4. Catheter positioning. A superselective (i.e., segmental or subsegmental) approach should be used whenever possible by using a microcatheter. Use of 3D / MPR obtained from C-arm rotational angiography with a flat-panel detector system (cone-beam CT) is recommended, if available, to improve the accuracy in identifying tumor-feeding arteries. Such imaging allows for accurate targeting of the tumor. In addition, repeat cone beam CT should be performed after successful delivery of the DC Bead to confirm adequate targeting and saturation of the tumor(s).

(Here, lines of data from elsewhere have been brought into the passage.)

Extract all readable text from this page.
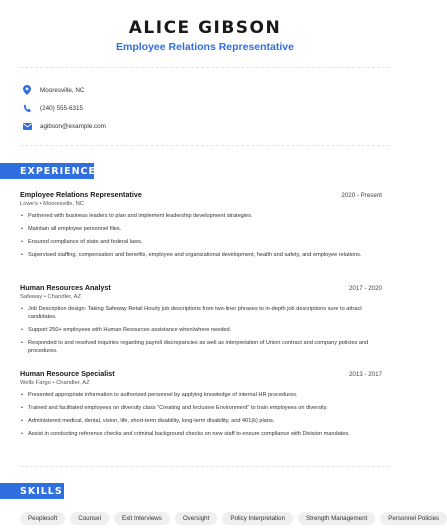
ALICE GIBSON
Employee Relations Representative
Mooresville, NC
(240) 555-6315
agibson@example.com
EXPERIENCE
Employee Relations Representative	2020 - Present
Lowe's • Mooresville, NC
• Partnered with business leaders to plan and implement leadership development strategies.
• Maintain all employee personnel files.
• Ensured compliance of state and federal laws.
• Supervised staffing, compensation and benefits, employee and organizational development, health and safety, and employee relations.
Human Resources Analyst	2017 - 2020
Safeway • Chandler, AZ
• Job Description design: Taking Safeway Retail Hourly job descriptions from two-liner phrases to in-depth job descriptions sure to attract candidates.
• Support 250+ employees with Human Resources assistance when/where needed.
• Responded to and resolved inquiries regarding payroll discrepancies as well as interpretation of Union contract and company policies and procedures.
Human Resource Specialist	2013 - 2017
Wells Fargo • Chandler, AZ
• Presented appropriate information to authorized personnel by applying knowledge of internal HR procedures.
• Trained and facilitated employees on diversity class "Creating and Inclusive Environment" to train employees on diversity.
• Administered medical, dental, vision, life, short-term disability, long-term disability, and 401(k) plans.
• Assist in conducting reference checks and criminal background checks on new staff to ensure compliance with Division mandates.
SKILLS
Peoplesoft	Counsel	Exit Interviews	Oversight	Policy Interpretation	Strength Management	Personnel Policies
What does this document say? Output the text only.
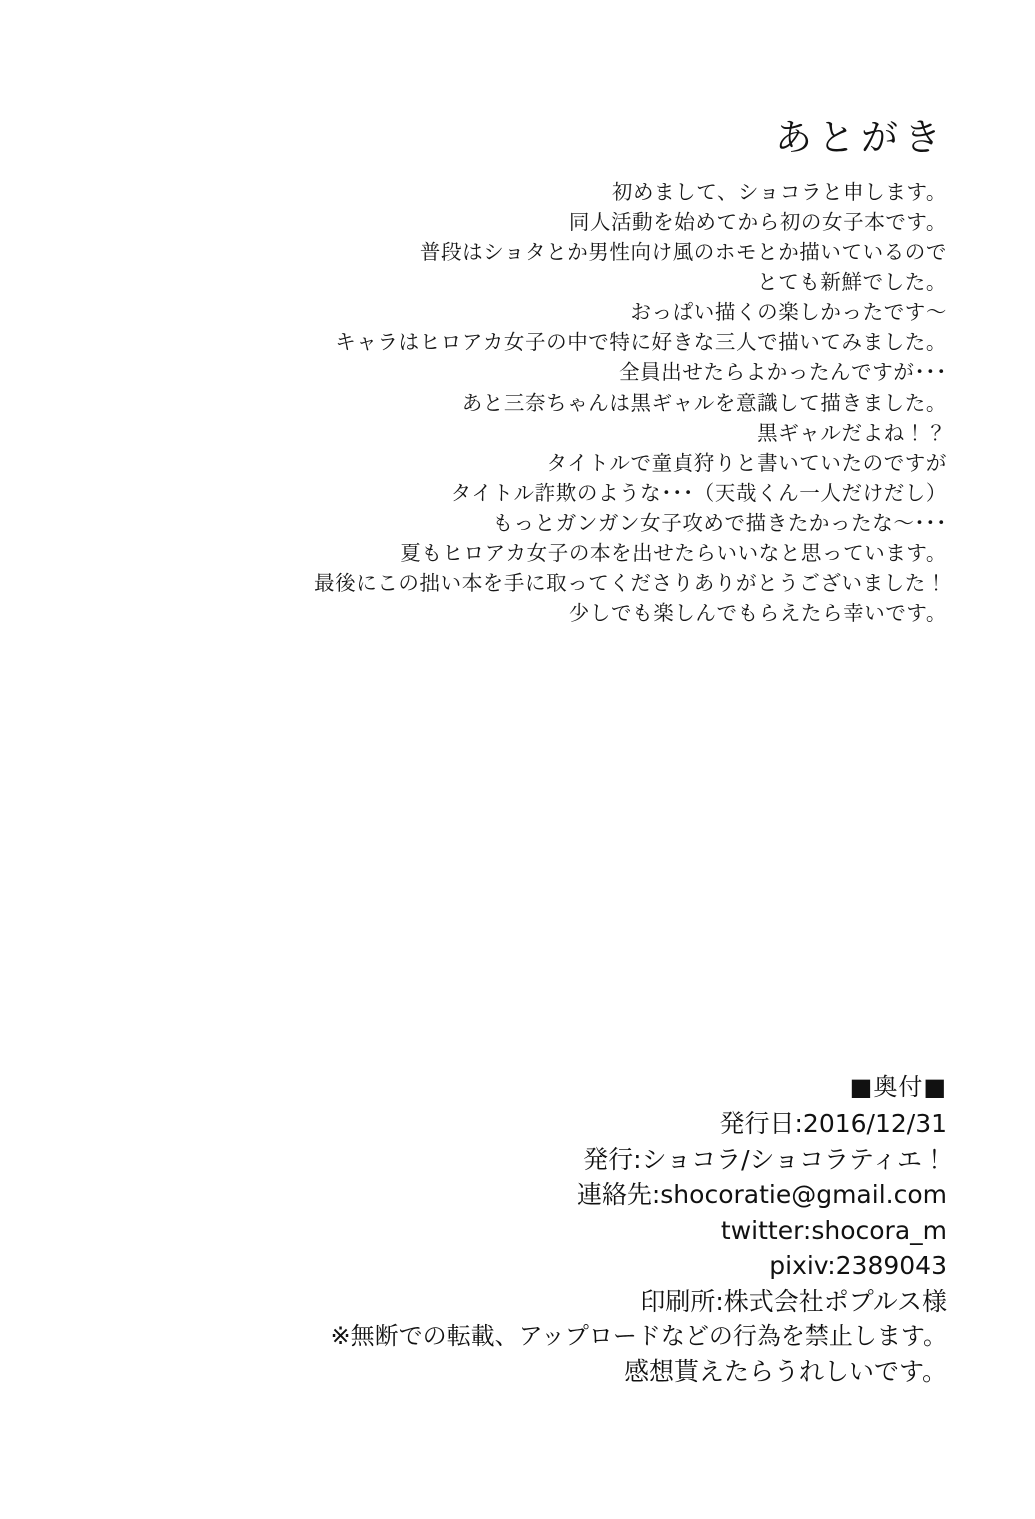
あとがき
初めまして、ショコラと申します。
同人活動を始めてから初の女子本です。
普段はショタとか男性向け風のホモとか描いているので
とても新鮮でした。
おっぱい描くの楽しかったです～
キャラはヒロアカ女子の中で特に好きな三人で描いてみました。
全員出せたらよかったんですが･･･
あと三奈ちゃんは黒ギャルを意識して描きました。
黒ギャルだよね！？
タイトルで童貞狩りと書いていたのですが
タイトル詐欺のような･･･（天哉くん一人だけだし）
もっとガンガン女子攻めで描きたかったな～･･･
夏もヒロアカ女子の本を出せたらいいなと思っています。
最後にこの拙い本を手に取ってくださりありがとうございました！
少しでも楽しんでもらえたら幸いです。
■奥付■
発行日:2016/12/31
発行:ショコラ/ショコラティエ！
連絡先:shocoratie@gmail.com
twitter:shocora_m
pixiv:2389043
印刷所:株式会社ポプルス様
※無断での転載、アップロードなどの行為を禁止します。
感想貰えたらうれしいです。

   • Segmental / subsegmental approach. Place the microcatheter into the segmental / subsegmental vessel feeding the tumor as distally as possible - but avoiding wedging the catheter to avoid reflux along the catheter shaft. Flow within the artery must be preserved.
   • Lobar approach. Place the catheter as selectively as possible in the right or left hepatic artery. Pay attention to identifying the origin of the cystic artery as well as other arteries supplying flow to extra-hepatic organs such as the right gastric artery, para-esophageal or omental vessels among others. If identified, these vessels must be either embolized using coils or avoided by placing the catheter tip well beyond the origin of these vessels. In addition, forward flow into the desired vessel must be maintained as inadvertent administration of even a few DC Beads into these extra-hepatic vessels could have dire consequences.
5. Injection. The injection must be very slow. An injection rate of 1 ml of the contrast agent - DC Bead suspension per minute is recommended. Thus, it takes 10-20 minutes to infusion 1 vial of DC bead. Care should be taken to avoid sedimentation of the beads in the syringe by rotating the syringes or using a 3-way stopcock to gently suspend the beads in the solution.
6. Embolisation endpoint. Injection should be continued until "near stasis" is observed in the artery directly feeding the tumor (i.e., the contrast the contrast column should clear within 2-5 heart beats). At that point, injection should be stopped - regardless of the amount of beads that have been actually administered - to avoid reflux of embolic material. Once the embolisation endpoint has been achieved, no additional embolic material should be injected. If the "near stasis" endpoint is not obtained after injection of the scheduled volume of beads, no additional embolization should be performed. This patient is likely to benefit from a second course after imaging follow-up.
7. extrahepatic collateral vessels. In principle, DC bead is used for collateral arterial circulation (inferior phrenic artery, internal mammary artery, intercostal artery), but doctors can do bland embolization (PVC particle, gelatin sponge) based on their judgement.
8. Repeated treatment. In principle, treatment with the same method is repeated for every 2 - 3 months as tumor progression is observed. But, even if tumor progression is not observed, the treatment can be repeated for tumor repression. If there is no tumor left, contrast enhancement CT or MRI can be performed for every 2- 3 months as follow up.

5.8. Dose in study Dose of DC bead, anti cancer agent for TACE dose is decided by tumor size. So, this study just set up the maximum dose.

Drug-eluting bead group DC bead : 2 bottles DC bead absorbs 70-75mg per bottle. Doxorubicin loading to DC bead needs to be done 1.5 hours before using. The size of DC bead is 100-300 micrometer, and it can be used up to 2 bottles.